How to use Jedis in multi threaded environment
Jedis instances are single threaded
- Don’t use the same Jedis connection instance from multiple threads at the same time.
- Using the same Jedis instance from multiple threads at the same time will result in socket connection errors/resets or strange error messages like “expected ‘$’ but got ‘ ‘“.
- This allows you to talk to redis from multiple threads while still getting the benefits of reused connections.
- The JedisPool object is thread-safe and can be used from multiple threads at the same time.
- This pool should be configured once and reused.
- Make sure to return the Jedis instance back to the pool when done, otherwise you will leak the connection.
- We have seen a few cases where connections in the pool get into a bad state. As a failsafe, you may want to re-create the JedisPool if you see connection errors that continue for longer than 30 seconds.
Also make use of maxTotal and blockWhenExhausted settings while configuring jedis pool:
This setting controls the max number of connections that can be created at a given time.
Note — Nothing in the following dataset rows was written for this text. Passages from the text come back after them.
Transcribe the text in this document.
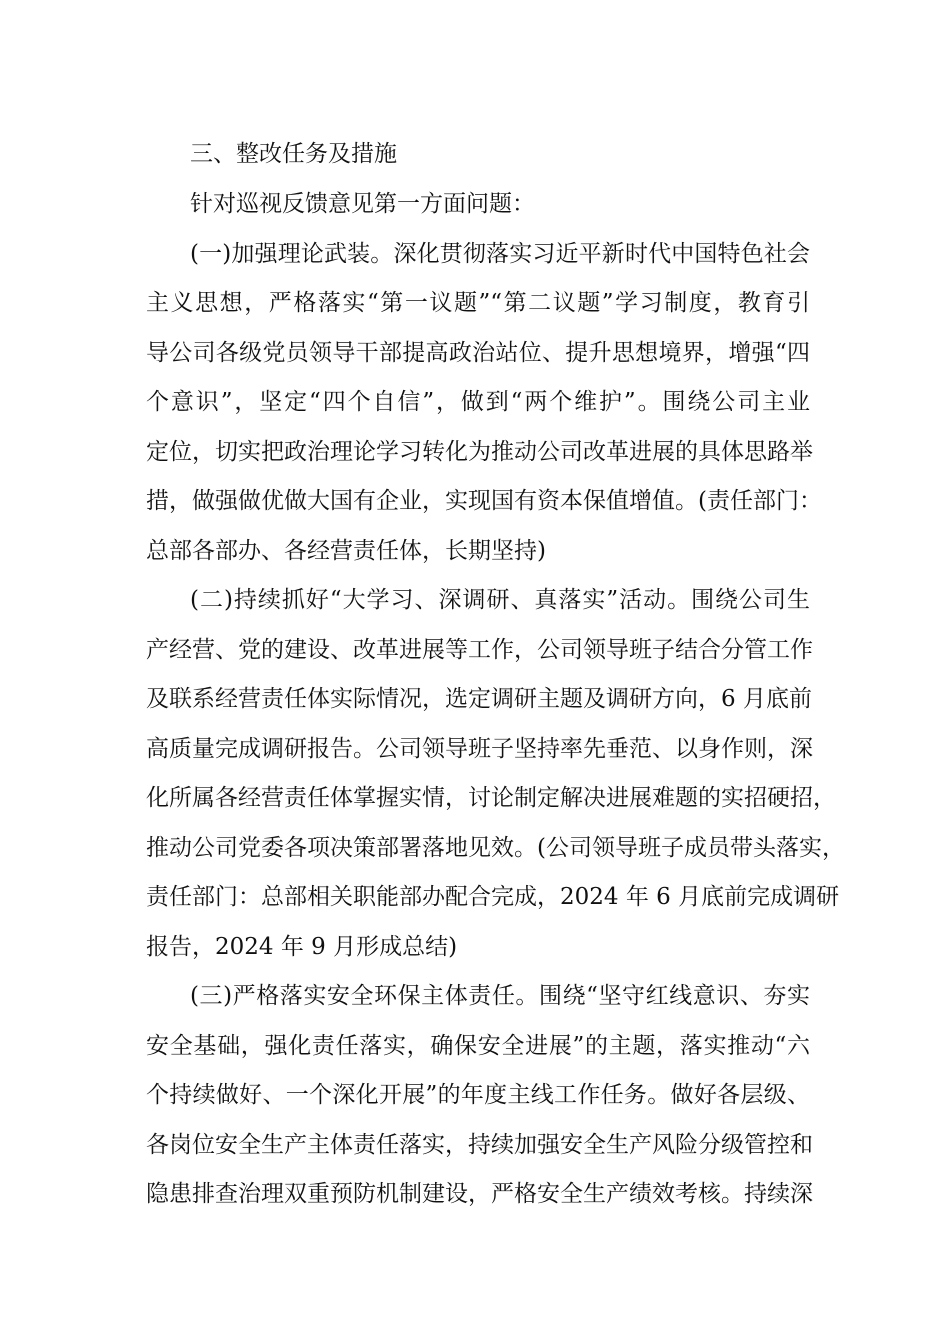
三、整改任务及措施

针对巡视反馈意见第一方面问题：

(一)加强理论武装。深化贯彻落实习近平新时代中国特色社会

主义思想，严格落实“第一议题”“第二议题”学习制度，教育引

导公司各级党员领导干部提高政治站位、提升思想境界，增强“四

个意识”，坚定“四个自信”，做到“两个维护”。围绕公司主业

定位，切实把政治理论学习转化为推动公司改革进展的具体思路举

措，做强做优做大国有企业，实现国有资本保值增值。(责任部门：

总部各部办、各经营责任体，长期坚持)

(二)持续抓好“大学习、深调研、真落实”活动。围绕公司生

产经营、党的建设、改革进展等工作，公司领导班子结合分管工作

及联系经营责任体实际情况，选定调研主题及调研方向，6 月底前

高质量完成调研报告。公司领导班子坚持率先垂范、以身作则，深

化所属各经营责任体掌握实情，讨论制定解决进展难题的实招硬招，

推动公司党委各项决策部署落地见效。(公司领导班子成员带头落实，

责任部门：总部相关职能部办配合完成，2024 年 6 月底前完成调研

报告，2024 年 9 月形成总结)

(三)严格落实安全环保主体责任。围绕“坚守红线意识、夯实

安全基础，强化责任落实，确保安全进展”的主题，落实推动“六

个持续做好、一个深化开展”的年度主线工作任务。做好各层级、

各岗位安全生产主体责任落实，持续加强安全生产风险分级管控和

隐患排查治理双重预防机制建设，严格安全生产绩效考核。持续深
Given that Jedis connections cannot be shared across threads, this setting affects the amount of concurrency your application can have when talking to Redis. Note that each connection does have some memory and CPU overhead, so setting this to a very high value may have negative side effects. If not set, the default value is 8, which is probably too low for most applications. When chosing a value, consider how many concurrent calls into Redis you think you will have under load.
This controls behavior when a thread asks for a connection, but there aren’t any that are free and the pool can’t create more (due to maxTotal). If set to true, the calling thread will block for maxWaitMillis before throwing an exception. The default is true and I recommend true for production environments. You could set it to false in testing environments to help you more easily discover what value to use for maxTotal.